As a mother of young children, my daily habits make it very easy to focus on passing down practical knowledge. I find it easy to read books on my own, to show my children that reading opens worlds; just as I find it easy to show that I need math to calculate a tip, or that daily exercise makes my body stronger.
But turning these questions to my children’s spiritual life opens up hard questions for myself.
What actions reveal (to them or any stranger) that my faith is important? Implicitly, my children learn that the communal part of faith is valuable when I schedule our family routine around the rhythm of liturgical services. They learn about the discipline of fasting as they listen to my husband and I discuss how to plan the menu in the coming week.
But how do they know my faith is more than these external elements?
In the past, I made sure to read Scripture or the lives of the saints. As life with small children and a spouse leaves little in the way of solitary time, this has become a great personal challenge.

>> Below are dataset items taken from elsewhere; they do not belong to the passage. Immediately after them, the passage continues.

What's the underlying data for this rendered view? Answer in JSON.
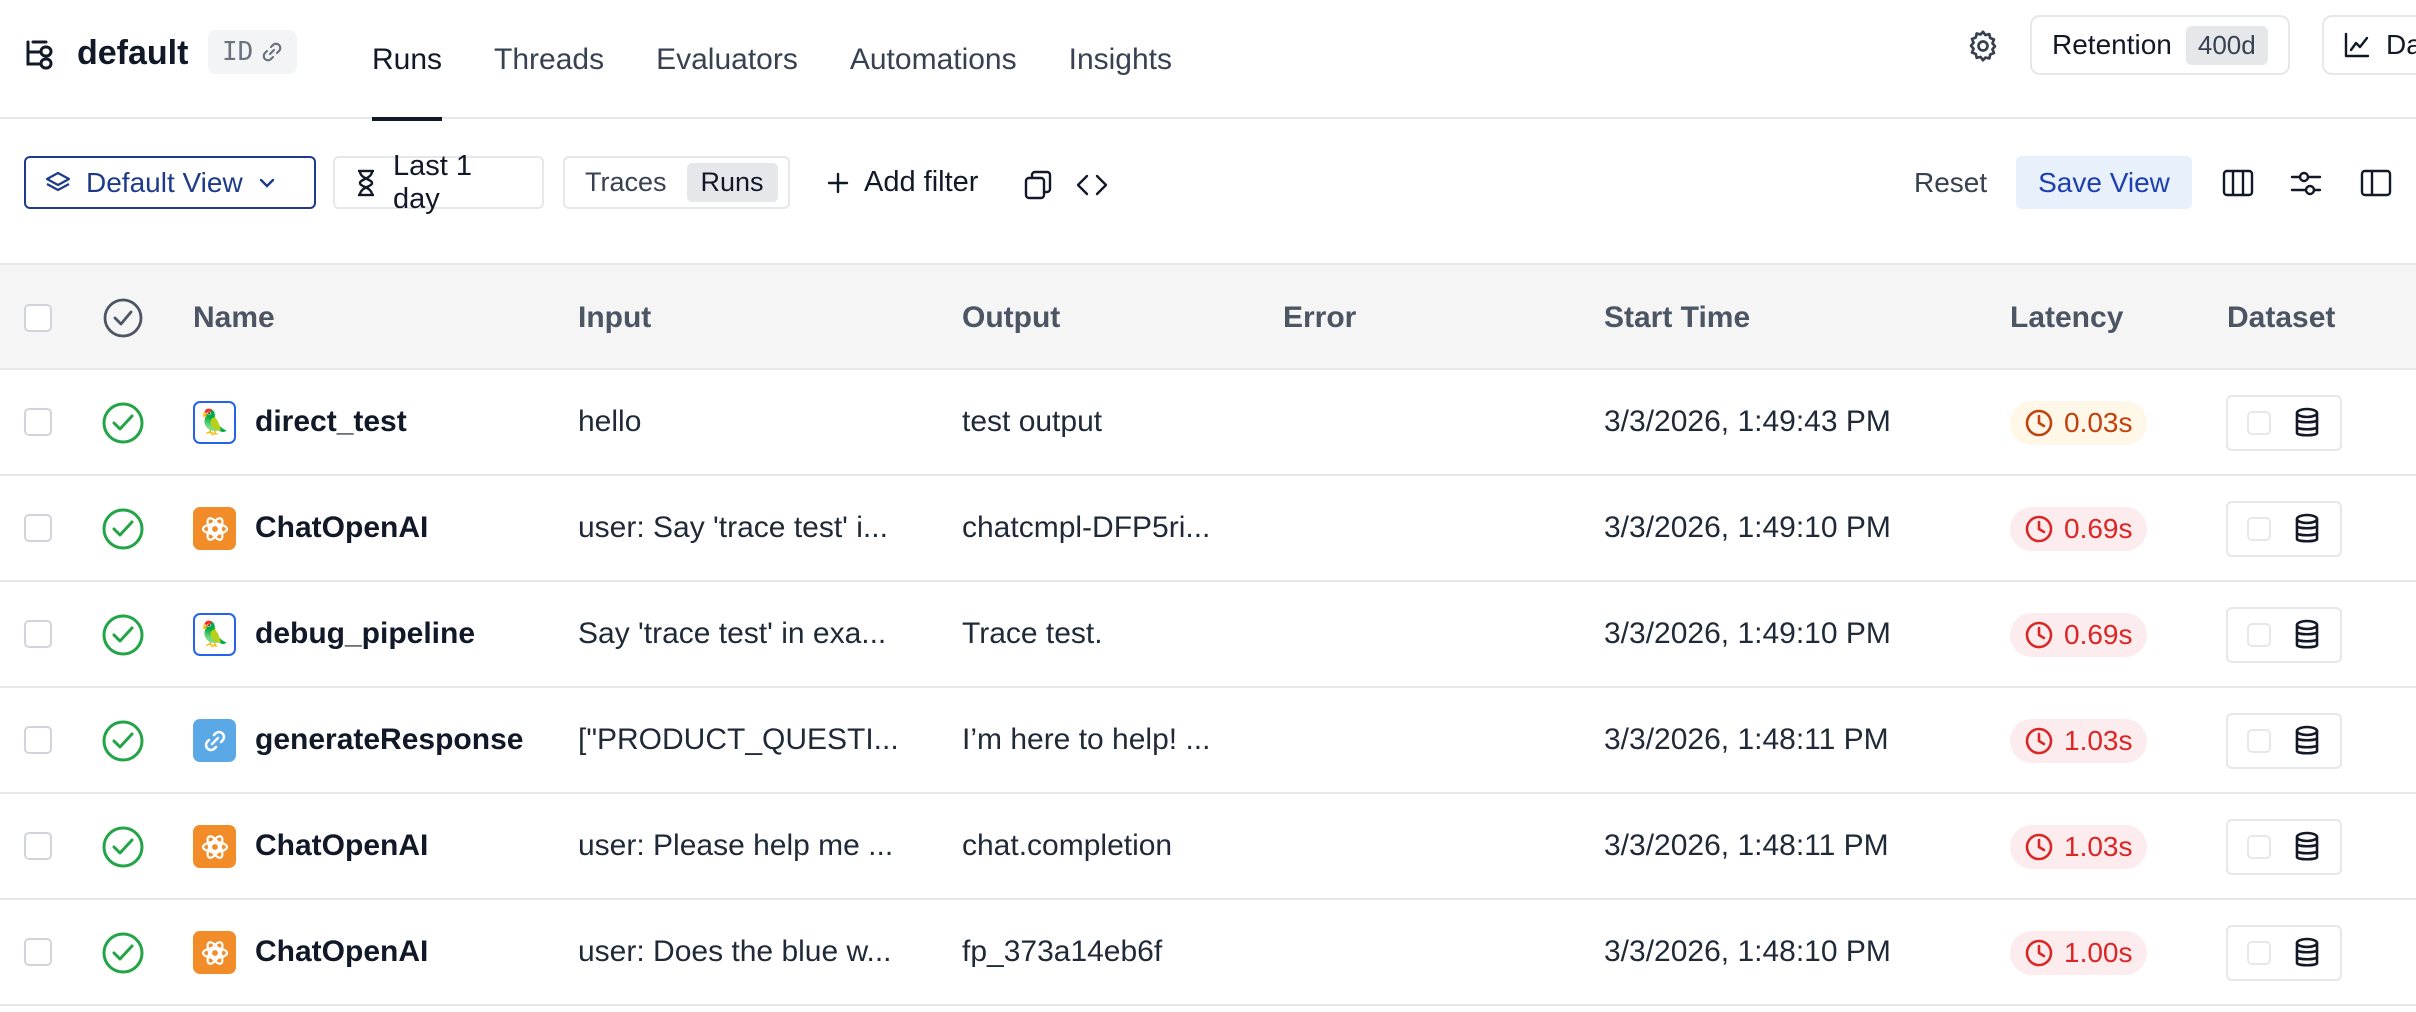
{
  "header": {
    "project_icon": "project-tree-icon",
    "project_name": "default",
    "id_label": "ID",
    "tabs": [
      {
        "label": "Runs",
        "active": true
      },
      {
        "label": "Threads",
        "active": false
      },
      {
        "label": "Evaluators",
        "active": false
      },
      {
        "label": "Automations",
        "active": false
      },
      {
        "label": "Insights",
        "active": false
      }
    ],
    "retention_label": "Retention",
    "retention_value": "400d",
    "dashboard_label": "Da"
  },
  "toolbar": {
    "view_label": "Default View",
    "time_label": "Last 1 day",
    "segment": [
      {
        "label": "Traces",
        "active": false
      },
      {
        "label": "Runs",
        "active": true
      }
    ],
    "add_filter_label": "Add filter",
    "reset_label": "Reset",
    "save_view_label": "Save View"
  },
  "table": {
    "columns": [
      "Name",
      "Input",
      "Output",
      "Error",
      "Start Time",
      "Latency",
      "Dataset"
    ],
    "rows": [
      {
        "icon": "parrot-icon",
        "name": "direct_test",
        "input": "hello",
        "output": "test output",
        "error": "",
        "start_time": "3/3/2026, 1:49:43 PM",
        "latency": "0.03s",
        "latency_level": "warn"
      },
      {
        "icon": "openai-icon",
        "name": "ChatOpenAI",
        "input": "user: Say 'trace test' i...",
        "output": "chatcmpl-DFP5ri...",
        "error": "",
        "start_time": "3/3/2026, 1:49:10 PM",
        "latency": "0.69s",
        "latency_level": "bad"
      },
      {
        "icon": "parrot-icon",
        "name": "debug_pipeline",
        "input": "Say 'trace test' in exa...",
        "output": "Trace test.",
        "error": "",
        "start_time": "3/3/2026, 1:49:10 PM",
        "latency": "0.69s",
        "latency_level": "bad"
      },
      {
        "icon": "chain-link-icon",
        "name": "generateResponse",
        "input": "[\"PRODUCT_QUESTI...",
        "output": "I’m here to help! ...",
        "error": "",
        "start_time": "3/3/2026, 1:48:11 PM",
        "latency": "1.03s",
        "latency_level": "bad"
      },
      {
        "icon": "openai-icon",
        "name": "ChatOpenAI",
        "input": "user: Please help me ...",
        "output": "chat.completion",
        "error": "",
        "start_time": "3/3/2026, 1:48:11 PM",
        "latency": "1.03s",
        "latency_level": "bad"
      },
      {
        "icon": "openai-icon",
        "name": "ChatOpenAI",
        "input": "user: Does the blue w...",
        "output": "fp_373a14eb6f",
        "error": "",
        "start_time": "3/3/2026, 1:48:10 PM",
        "latency": "1.00s",
        "latency_level": "bad"
      }
    ]
  },
  "colors": {
    "accent": "#1e3a8a",
    "success": "#22a447",
    "latency_warn": "#c2410c",
    "latency_bad": "#dc2626",
    "openai_tile": "#f28c28",
    "chain_tile": "#5aa9e6"
  }
}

Here, I try to draw from my own self-coaching practices on exercise, reminding myself that “five minutes is better than zero.” What is most helpful is ensuring that I cultivate and follow my own genuine curiosity about my faith, all the while constructing my day, so as to give myself pockets of prayer and reading. If I try to wait for a perfect, quiet moment, it almost never comes.
I am in the season of fragmented learning, which can be frustrating. But this new structure to my life gives my children a window into my personal faith; if they see my determination to follow my interest and cultivate spiritual knowledge, they will know how I value my faith.